Dans ce continuum la vibration sonore de la parole circule. Dans l’espace je ne peux sortir de la plate satisfaction, je ne peux sortir de la peur que j’inflige ou subis que si j’entends la voix de l’autre ; je l’écoute m’interroger et lui réponds. Alors s’instaure le dialogue. Ainsi naît la personne. Hélas trop souvent l’espace porte vers moi le cri de menace ou de douleur, l’ordre sec qui ne saurait tolérer réponse et assujettit, le susurrement hautain qui enjoint. Mais de toute manière l’espace atteint pleine maturité s’il est d’abord vibration vocale de nous tous ; il est nous tous. Dans l’ample et profonde respiration de notre brouhaha. De notre fête ou de notre pleur. Ou de notre paix.

 

Je nais dans l’espace. Je nais car je suis dans l’espace, c’est-à-dire dans le son de l’autre. Dans sa vocalité variante. L’oralité est spacieuse et spatiale. D’une bouche à une oreille. L’oralité est d’abord initiatique, récusable aux non-initiés car la mémoire n’est pas support visible ni audible. Il arrive que l’espace n’accède à la vie qu’énoncé par le chant polyphonique qui le fonde, celui des Pygmées Aka, celui des Dong en Asie du sud-est, celui des Huli de Nouvelle-Guinée, celui des Femmes aînées des Toro nomu dogon de Koyo.

Auvent peint (peuple dogonToro nomu) au centre d’un plateau de grès, nord du Mali

 

Un matin il arrive que quelqu’un sans vraiment rompre ni avec la communauté de ses proches ni avec le continuum sonore se saisisse d’une légère matière colorée dans le creux de sa paume ou au bout d’un doigt ; et sur le fond d’un auvent de roche, ou bien dans une pièce en briques de terre, il pose une ligne, un trait. Ici soudain le flux sonore de l’espace hésite, évite, se cabre, s’écarte mais sans pourtant se taire. De cette ligne colorée, de ce trait visuel naît un bouleversement de la relation à l’espace. Et naît en tout premier une soudaine distance. Une mise en suspens du continuum sonore de l’espace. Le silence surgit.

 

Ce trait silencieux nomme. Il nomme quelque chose dans l’espace que celui qui pose le trait sent, désigne, et peut-être même veut attraper par la puissance tranquille et mutique de ce trait. Cet élément de l’espace est invoqué, convoqué, prié, éloigné, apaisé, possédé, dépossédé et finalement, au fur et à mesure que le trait se précise, nommé. Ici se lève l’aube de l’écriture qui est mouvement de la pensée vers le silence.

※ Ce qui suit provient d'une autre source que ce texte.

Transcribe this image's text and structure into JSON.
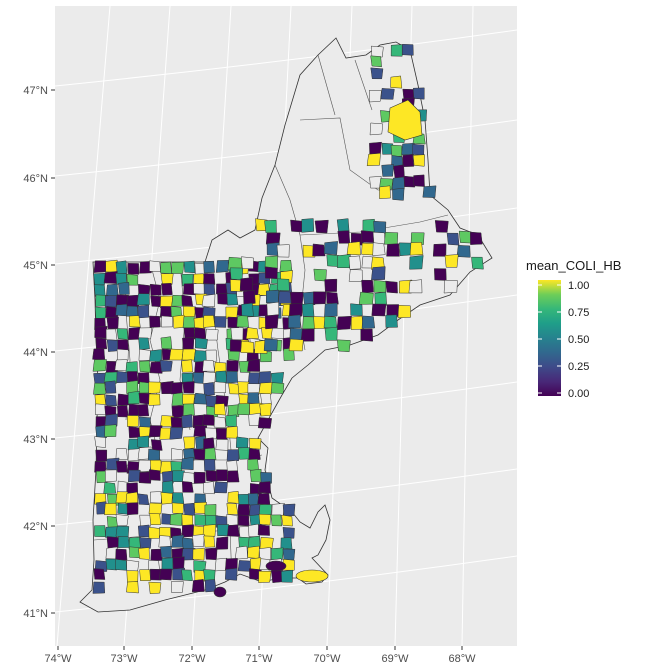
{
  "axes": {
    "x_ticks": [
      "74°W",
      "73°W",
      "72°W",
      "71°W",
      "70°W",
      "69°W",
      "68°W"
    ],
    "y_ticks": [
      "47°N",
      "46°N",
      "45°N",
      "44°N",
      "43°N",
      "42°N",
      "41°N"
    ]
  },
  "legend": {
    "title": "mean_COLI_HB",
    "labels": [
      "1.00",
      "0.75",
      "0.50",
      "0.25",
      "0.00"
    ],
    "colormap": "viridis",
    "range": [
      0,
      1
    ]
  },
  "colors": {
    "panel_background": "#ebebeb",
    "gridline": "#ffffff",
    "boundary": "#333333",
    "viridis_low": "#440154",
    "viridis_mid": "#21908c",
    "viridis_high": "#fde725"
  },
  "chart_data": {
    "type": "choropleth",
    "region": "New England (CT, RI, MA, VT, NH, ME)",
    "variable": "mean_COLI_HB",
    "lon_range": [
      "74°W",
      "68°W"
    ],
    "lat_range": [
      "41°N",
      "47°N"
    ]
  }
}
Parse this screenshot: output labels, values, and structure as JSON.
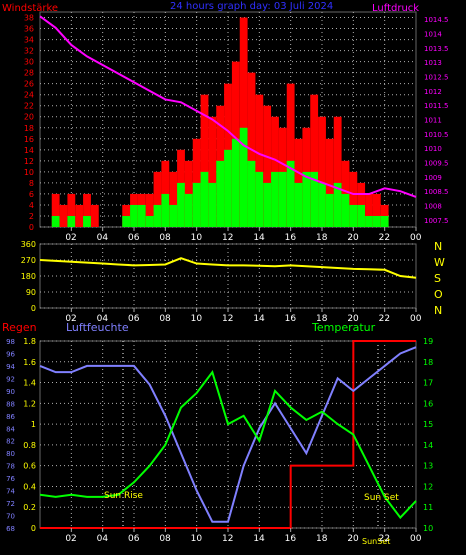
{
  "top": {
    "left_title": "Windstärke",
    "center_title": "24 hours graph day: 03 Juli 2024",
    "right_title": "Luftdruck",
    "left_ticks": [
      "0",
      "2",
      "4",
      "6",
      "8",
      "10",
      "12",
      "14",
      "16",
      "18",
      "20",
      "22",
      "24",
      "26",
      "28",
      "30",
      "32",
      "34",
      "36",
      "38"
    ],
    "right_ticks": [
      "1007.5",
      "1008",
      "1008.5",
      "1009",
      "1009.5",
      "1010",
      "1010.5",
      "1011",
      "1011.5",
      "1012",
      "1012.5",
      "1013",
      "1013.5",
      "1014",
      "1014.5"
    ],
    "x_ticks": [
      "02",
      "04",
      "06",
      "08",
      "10",
      "12",
      "14",
      "16",
      "18",
      "20",
      "22",
      "00"
    ]
  },
  "middle": {
    "left_ticks": [
      "0",
      "90",
      "180",
      "270",
      "360"
    ],
    "compass": [
      "N",
      "W",
      "S",
      "O",
      "N"
    ],
    "x_ticks": [
      "02",
      "04",
      "06",
      "08",
      "10",
      "12",
      "14",
      "16",
      "18",
      "20",
      "22",
      "00"
    ]
  },
  "bottom": {
    "rain_label": "Regen",
    "humidity_label": "Luftfeuchte",
    "temperature_label": "Temperatur",
    "rain_ticks": [
      "0",
      "0.2",
      "0.4",
      "0.6",
      "0.8",
      "1",
      "1.2",
      "1.4",
      "1.6",
      "1.8"
    ],
    "humidity_ticks": [
      "68",
      "70",
      "72",
      "74",
      "76",
      "78",
      "80",
      "82",
      "84",
      "86",
      "88",
      "90",
      "92",
      "94",
      "96",
      "98"
    ],
    "temp_ticks": [
      "10",
      "11",
      "12",
      "13",
      "14",
      "15",
      "16",
      "17",
      "18",
      "19"
    ],
    "x_ticks": [
      "02",
      "04",
      "06",
      "08",
      "10",
      "12",
      "14",
      "16",
      "18",
      "20",
      "22",
      "00"
    ],
    "sunrise_label": "Sun Rise",
    "sunset_label": "Sun Set",
    "sunset_time": "SunSet"
  },
  "colors": {
    "wind_gust": "#ff0000",
    "wind_avg": "#00ff00",
    "pressure": "#ff00ff",
    "direction": "#ffff00",
    "rain": "#ff0000",
    "humidity": "#8080ff",
    "temperature": "#00ff00",
    "grid": "#b0b0b0"
  },
  "chart_data": [
    {
      "type": "bar",
      "title": "24 hours graph day: 03 Juli 2024",
      "x_range_hours": [
        0,
        24
      ],
      "series": [
        {
          "name": "Windstärke",
          "x": [
            1,
            1.5,
            2,
            2.5,
            3,
            3.5,
            5.5,
            6,
            6.5,
            7,
            7.5,
            8,
            8.5,
            9,
            9.5,
            10,
            10.5,
            11,
            11.5,
            12,
            12.5,
            13,
            13.5,
            14,
            14.5,
            15,
            15.5,
            16,
            16.5,
            17,
            17.5,
            18,
            18.5,
            19,
            19.5,
            20,
            20.5,
            21,
            21.5,
            22
          ],
          "gust": [
            6,
            4,
            6,
            4,
            6,
            4,
            4,
            6,
            6,
            6,
            10,
            12,
            10,
            14,
            12,
            16,
            24,
            20,
            22,
            26,
            30,
            38,
            28,
            24,
            22,
            20,
            18,
            26,
            16,
            18,
            24,
            20,
            16,
            20,
            12,
            10,
            8,
            6,
            6,
            4
          ],
          "avg": [
            2,
            0,
            2,
            0,
            2,
            0,
            2,
            4,
            4,
            2,
            4,
            6,
            4,
            8,
            6,
            8,
            10,
            8,
            12,
            14,
            16,
            18,
            12,
            10,
            8,
            10,
            10,
            12,
            8,
            10,
            10,
            8,
            6,
            8,
            6,
            4,
            4,
            2,
            2,
            2
          ]
        },
        {
          "name": "Luftdruck",
          "x": [
            0,
            1,
            2,
            3,
            4,
            5,
            6,
            7,
            8,
            9,
            10,
            11,
            12,
            13,
            14,
            15,
            16,
            17,
            18,
            19,
            20,
            21,
            22,
            23,
            24
          ],
          "values": [
            1014.6,
            1014.2,
            1013.6,
            1013.2,
            1012.9,
            1012.6,
            1012.3,
            1012.0,
            1011.7,
            1011.6,
            1011.3,
            1011.0,
            1010.6,
            1010.1,
            1009.8,
            1009.6,
            1009.3,
            1009.0,
            1008.8,
            1008.6,
            1008.4,
            1008.4,
            1008.6,
            1008.5,
            1008.3
          ]
        }
      ],
      "ylim_left": [
        0,
        39
      ],
      "ylim_right": [
        1007.25,
        1014.75
      ]
    },
    {
      "type": "line",
      "x": [
        0,
        1,
        2,
        3,
        4,
        5,
        6,
        7,
        8,
        9,
        10,
        11,
        12,
        13,
        14,
        15,
        16,
        17,
        18,
        19,
        20,
        21,
        22,
        23,
        24
      ],
      "series": [
        {
          "name": "N W S O N",
          "values": [
            270,
            265,
            260,
            255,
            250,
            245,
            240,
            242,
            245,
            280,
            250,
            245,
            240,
            240,
            238,
            235,
            240,
            235,
            230,
            225,
            220,
            218,
            215,
            180,
            170
          ]
        }
      ],
      "ylim": [
        0,
        360
      ]
    },
    {
      "type": "line",
      "x": [
        0,
        1,
        2,
        3,
        4,
        5,
        6,
        7,
        8,
        9,
        10,
        11,
        12,
        13,
        14,
        15,
        16,
        17,
        18,
        19,
        20,
        21,
        22,
        23,
        24
      ],
      "series": [
        {
          "name": "Regen",
          "axis": "rain",
          "values": [
            0,
            0,
            0,
            0,
            0,
            0,
            0,
            0,
            0,
            0,
            0,
            0,
            0,
            0,
            0,
            0,
            0.6,
            0.6,
            0.6,
            0.6,
            1.8,
            1.8,
            1.8,
            1.8,
            1.8
          ]
        },
        {
          "name": "Luftfeuchte",
          "axis": "humidity",
          "values": [
            94,
            93,
            93,
            94,
            94,
            94,
            94,
            91,
            86,
            80,
            74,
            69,
            69,
            78,
            84,
            88,
            84,
            80,
            86,
            92,
            90,
            92,
            94,
            96,
            97
          ]
        },
        {
          "name": "Temperatur",
          "axis": "temperature",
          "values": [
            11.6,
            11.5,
            11.6,
            11.5,
            11.5,
            11.6,
            12.2,
            13.0,
            14.0,
            15.8,
            16.5,
            17.5,
            15.0,
            15.4,
            14.2,
            16.6,
            15.8,
            15.2,
            15.6,
            15.0,
            14.5,
            13.0,
            11.5,
            10.5,
            11.3
          ]
        }
      ],
      "ylim_rain": [
        0,
        1.8
      ],
      "ylim_humidity": [
        68,
        98
      ],
      "ylim_temperature": [
        10,
        19
      ]
    }
  ]
}
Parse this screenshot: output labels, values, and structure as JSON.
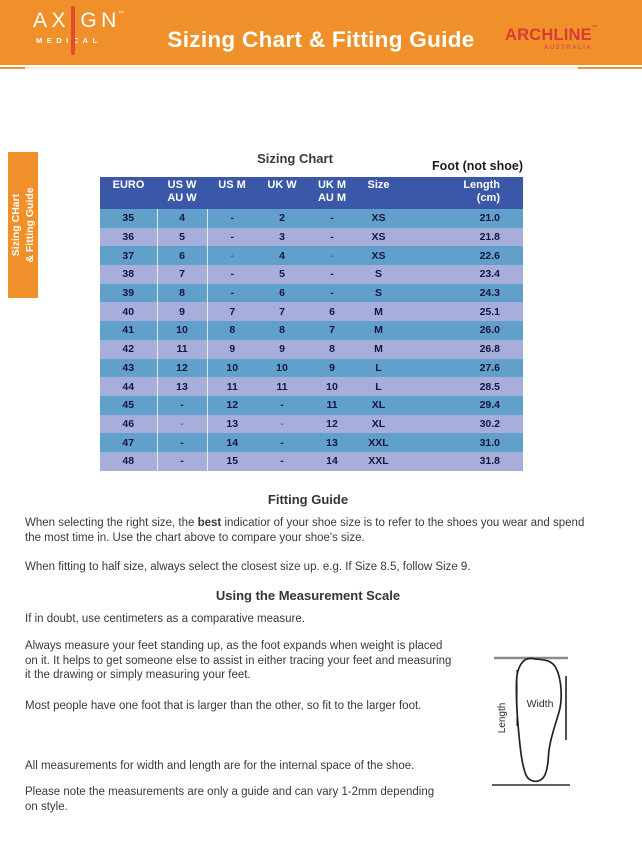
{
  "colors": {
    "orange": "#F0902B",
    "header-blue": "#3A57A8",
    "row-blue": "#61A0CB",
    "row-periwinkle": "#A8AEDA",
    "brand-red": "#DC3A35",
    "slash-red": "#E34B2E",
    "text-dark": "#3A3A39",
    "table-text": "#16163E"
  },
  "header": {
    "brand_left": {
      "name": "AXIGN",
      "tm": "™",
      "sub": "MEDICAL"
    },
    "title": "Sizing Chart & Fitting Guide",
    "brand_right": {
      "name": "ARCHLINE",
      "tm": "™",
      "sub": "AUSTRALIA"
    }
  },
  "side_tab": {
    "line1": "Sizing CHart",
    "line2": "& Fitting Guide"
  },
  "sizing_section": {
    "title": "Sizing Chart",
    "foot_label": "Foot (not shoe)"
  },
  "sizing_table": {
    "columns": [
      {
        "line1": "EURO",
        "line2": ""
      },
      {
        "line1": "US W",
        "line2": "AU W"
      },
      {
        "line1": "US M",
        "line2": ""
      },
      {
        "line1": "UK W",
        "line2": ""
      },
      {
        "line1": "UK M",
        "line2": "AU M"
      },
      {
        "line1": "Size",
        "line2": ""
      },
      {
        "line1": "Length",
        "line2": "(cm)"
      }
    ],
    "rows": [
      [
        "35",
        "4",
        "-",
        "2",
        "-",
        "XS",
        "21.0"
      ],
      [
        "36",
        "5",
        "-",
        "3",
        "-",
        "XS",
        "21.8"
      ],
      [
        "37",
        "6",
        "-",
        "4",
        "-",
        "XS",
        "22.6"
      ],
      [
        "38",
        "7",
        "-",
        "5",
        "-",
        "S",
        "23.4"
      ],
      [
        "39",
        "8",
        "-",
        "6",
        "-",
        "S",
        "24.3"
      ],
      [
        "40",
        "9",
        "7",
        "7",
        "6",
        "M",
        "25.1"
      ],
      [
        "41",
        "10",
        "8",
        "8",
        "7",
        "M",
        "26.0"
      ],
      [
        "42",
        "11",
        "9",
        "9",
        "8",
        "M",
        "26.8"
      ],
      [
        "43",
        "12",
        "10",
        "10",
        "9",
        "L",
        "27.6"
      ],
      [
        "44",
        "13",
        "11",
        "11",
        "10",
        "L",
        "28.5"
      ],
      [
        "45",
        "-",
        "12",
        "-",
        "11",
        "XL",
        "29.4"
      ],
      [
        "46",
        "-",
        "13",
        "-",
        "12",
        "XL",
        "30.2"
      ],
      [
        "47",
        "-",
        "14",
        "-",
        "13",
        "XXL",
        "31.0"
      ],
      [
        "48",
        "-",
        "15",
        "-",
        "14",
        "XXL",
        "31.8"
      ]
    ]
  },
  "fitting_guide": {
    "heading": "Fitting Guide",
    "p1_line1_pre": "When selecting the right size, the ",
    "p1_line1_bold": "best",
    "p1_line1_post": " indicatior of your shoe size is to refer to the shoes you wear and spend",
    "p1_line2": "the most time in. Use the chart above to compare your shoe's size.",
    "p2": "When fitting to half size, always select the closest size up. e.g. If Size 8.5, follow Size 9."
  },
  "measurement": {
    "heading": "Using the Measurement Scale",
    "p1": "If in doubt, use centimeters as a comparative measure.",
    "p2_lines": [
      "Always measure your feet standing up, as the foot expands when weight is placed",
      "on it. It helps to get someone else to assist in either tracing your feet and measuring",
      "it the drawing or simply measuring your feet."
    ],
    "p3": "Most people have one foot that is larger than the other, so fit to the larger foot."
  },
  "footnotes": {
    "p1": "All measurements for width and length are for the internal space of the shoe.",
    "p2_lines": [
      "Please note the measurements are only a guide and can vary 1-2mm depending",
      "on style."
    ]
  },
  "diagram": {
    "width_label": "Width",
    "length_label": "Length"
  }
}
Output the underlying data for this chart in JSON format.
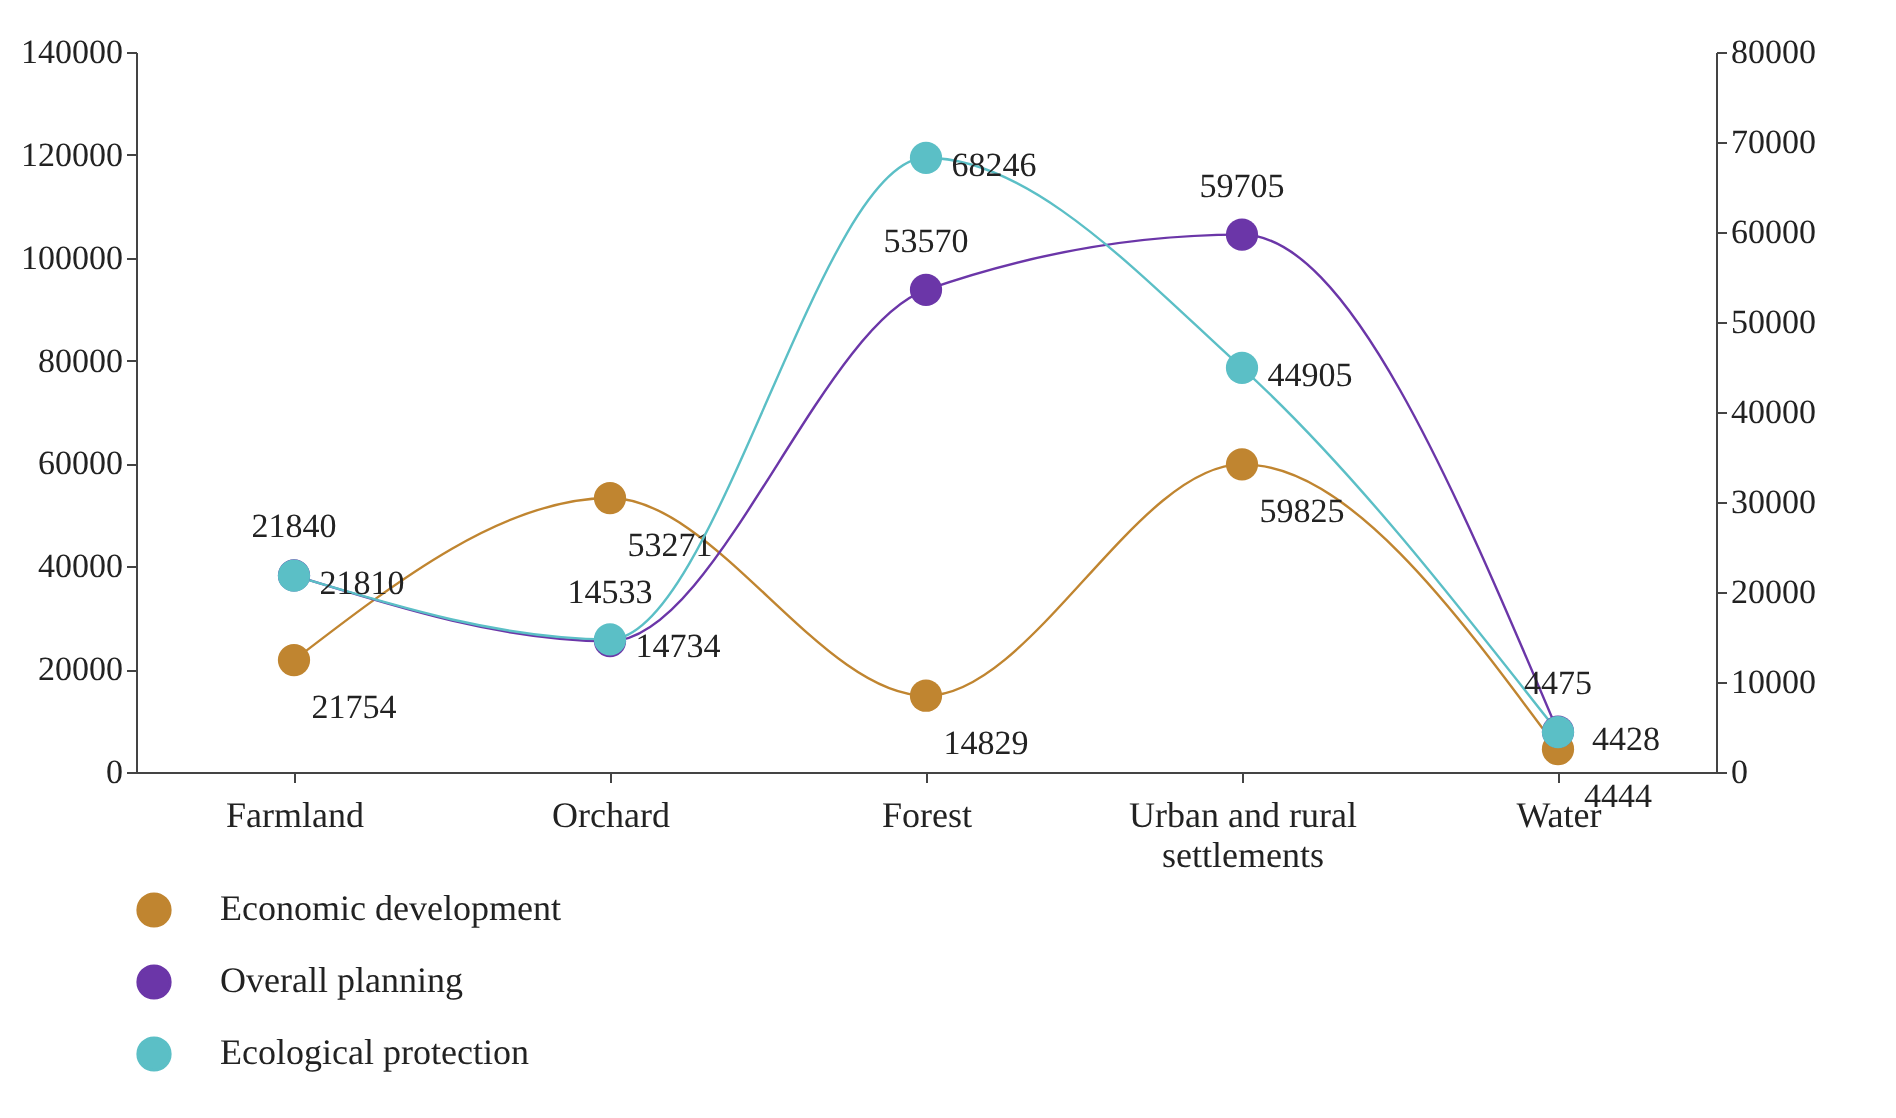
{
  "chart_data": {
    "type": "line",
    "categories": [
      "Farmland",
      "Orchard",
      "Forest",
      "Urban and rural settlements",
      "Water"
    ],
    "series": [
      {
        "name": "Economic development",
        "color": "#c08530",
        "values": [
          21754,
          53271,
          14829,
          59825,
          4444
        ]
      },
      {
        "name": "Overall planning",
        "color": "#6b36a8",
        "values": [
          21840,
          14533,
          53570,
          59705,
          4475
        ],
        "axis": "y2"
      },
      {
        "name": "Ecological protection",
        "color": "#5bbfc6",
        "values": [
          21810,
          14734,
          68246,
          44905,
          4428
        ],
        "axis": "y2"
      }
    ],
    "ylim": [
      0,
      140000
    ],
    "yticks": [
      0,
      20000,
      40000,
      60000,
      80000,
      100000,
      120000,
      140000
    ],
    "y2lim": [
      0,
      80000
    ],
    "y2ticks": [
      0,
      10000,
      20000,
      30000,
      40000,
      50000,
      60000,
      70000,
      80000
    ],
    "data_labels": true,
    "marker": "circle",
    "legend": "bottom left",
    "grid": false
  }
}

Petit auvent peint (peuple Toro nomu) en pleine falaise, au bord d’une cascade sacrée, nord du Mali

 

 

Et en même temps celui qui a pris un peu de boue beige dans sa main et l’a posée, étirée, ferme et nette, comme un baume sur le mur du fond de la chambre, éprouve l’importance et l’audace de son geste : le fauve invoqué, l’ancêtre signifié, l’accouplement célébré ne se rebellent pas. Le signe visuel a un pouvoir : il stabilise et régule l’espace. Le poseur du signe naît comme homme responsable pour lui-même, pour ses proches et pour toute la communauté : il sait prendre le calme risque de tutoyer en silence l’espace. D’emblée et aux yeux de tous il installe le signe hors du secret qu’initiatique l’oralité chuchote à l’oreille. Le trait qui nomme le fait doublement : il nomme quelque chose dans l’espace et il nomme celui qui inaugure l’acte d’écriture.

 

Le poseur de signes nomme et par ce trait calmement audacieux il touche la puissance animiste de ce qu’il nomme. Tactile le trait est performatif. Il agit. Il a écarté le bruit en créant une béance sans transcendance dont le silence renforce le continuum animiste de la pensée symbolique. Simultanément il écarte et rejoint. Il joint dans l’écart : et c’est bien le propre de l’écriture.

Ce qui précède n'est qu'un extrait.